SALT LAKE CITY — The $650 million price tag for the new state prison being built west of the Salt Lake City International Airport continues to climb, with escalating costs possibly bringing the bottom line closer to $800 million.
"There was no surprise. Everybody can see what’s happening in the market," Marilee Richins, deputy director of the state Department of Administrative Services that includes the division responsible for prison construction, told reporters Friday.
Senate Budget Chairman Jerry Stevenson, who helped oversee the yearslong prison relocation process, said there's little choice at this point but to come up with the additional funding needed.
FILE - Marilee Richins discusses the $100 million prison bond proposal during a press conference at the Capitol in Salt Lake City on Tuesday, March 7, 2017.
Jeffrey D. Allred, Deseret News
"Nobody wants to, but we're way past the point of no return on this. We're going to have to finish it now. I don't think anybody planned for this," Stevenson, R-Layton, said, blaming the ballooning costs on a bustling economy.
"We don't have control of that," he said of the lawmakers who came up with initial estimate.
"We played by all the rules we laid down for ourselves. We're a victim of the economy. We never tried to deceive anyone."
Richins said while there's been "some great progress" on the new prison due to be completed by the end of 2021, construction expenses have already been 18 percent to 22 percent higher than anticipated.
She declined to estimate what the final price to taxpayers could end up being, but with only half of the contracts for the prison in place, a similar escalation could boost the cost by up to $143 million.
No additional money was sought during the 2019 Legislature, and Richins said there's enough cash flow to continue work. She said about $210 million has been encumbered out of $361 million currently available.
Bonds that have been authorized but not yet issued could help make up the difference, Richins said.
"Was it funded less than we needed? Yeah, it was," she said, in part to force the state to find every possible savings in the massive project. "I think we did the best that we could."
She also said Utah's strong economy has helped make the prison more expensive, along with other big projects including the new multibillion-dollar airport under construction.
There have been about $118 million in savings over initial estimates, Richins said, such as $8.5 million cut by reducing the size of the facility. Now the new prison will have 3,600 beds rather than the 4,000 at the Utah State Prison in Draper.
Design changes that mean only parts of the new prison are considered state-of-the-art have also been made, Richins said, such as using electronic monitoring rather than relying on guard towers.
Such decisions are part of an effort to comply with what Richins called both pressure and encouragement from Gov.
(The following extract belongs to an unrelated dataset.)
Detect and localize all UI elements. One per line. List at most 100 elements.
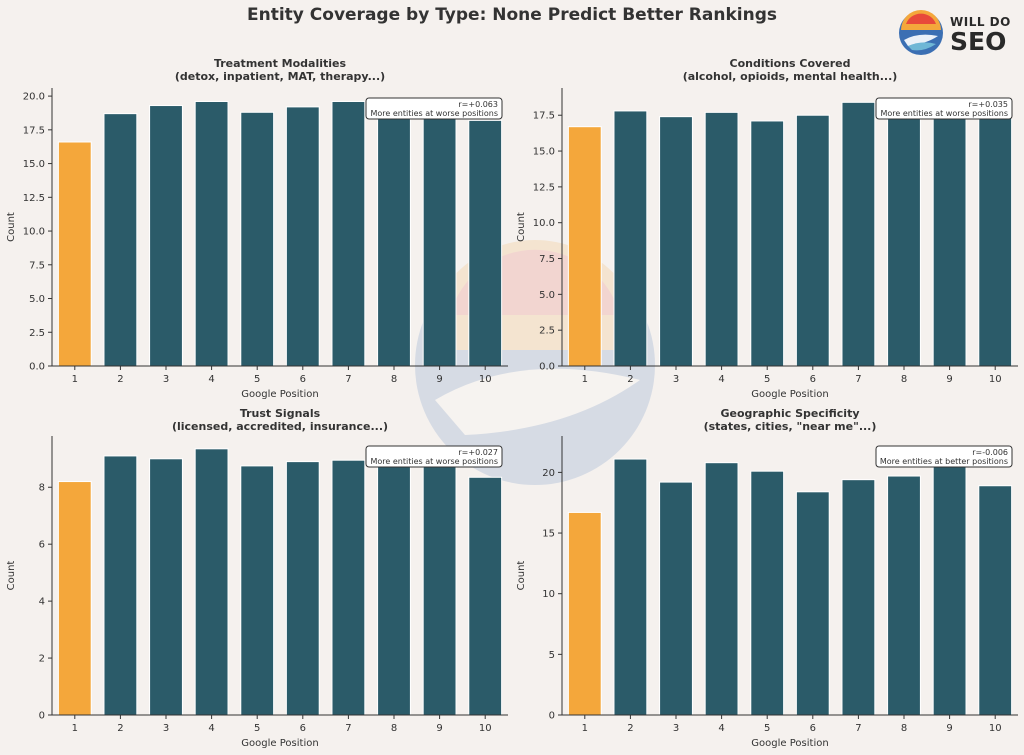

Gary Herbert to cut costs that led to suspending work for months at one point.
"There’s concern of course," she said of the recent increased expenses. "We received very strong instructions to continue to find savings. (By) no means are they saying, 'Doggone it, we understand.'"
The governor's deputy chief of staff, Paul Edwards, praised the effort by the administrative services department's Division of Facilities Construction and Management to control costs.
"In an economy marked by escalating labor and material costs," Edwards said the division "continues to impress us with their careful stewardship of taxpayer dollars. They have been creative in design and frugal in procurement to keep costs down."
Moving the Utah State Prison from the Point of the Mountain site to free up that property along the state's high-tech corridor known as Silicon Slopes for development has always been controversial.
Lawmakers selected the west Salt Lake site over locations in Utah and Tooele counties, but has required significant soil mitigation to ensure the land near the Great Salt Lake was compacted enough to hold the weight of the new prison.
The project had been overseen by the Prison Development Commission, created in 2015 after the Legislature voted to relocate the decades-old facility. However, the commission was among the government groups disbanded in the last legislative session.
Stevenson said there's always been a possibility of an increase in the $650 million estimate, which included $100 million to pay for developing infrastructure to the undeveloped site near the airport.
But he said budget details made public Friday weren't available during the legislative session that ended in mid-March. Now, Stevenson said, lawmakers will continue to look for potential savings.
That could mean housing more inmates in county jails, mental health facilities or other locations, further reducing the size of the prison, he said. Nearly a quarter of state inmates already serve time in county jails.
"We will be in a position next year to put more cash into it if we deem that is necessary," Stevenson said. "Part of the issue we've had here is it's just taken a long time. … This has all come together in the last two weeks."
He suggested there may be a silver lining.
"We've got to remember that the existing prison site is escalating," Stevenson said. "We may make a lot of money there. … When we put everything together, maybe it's not as dark a picture as it could be."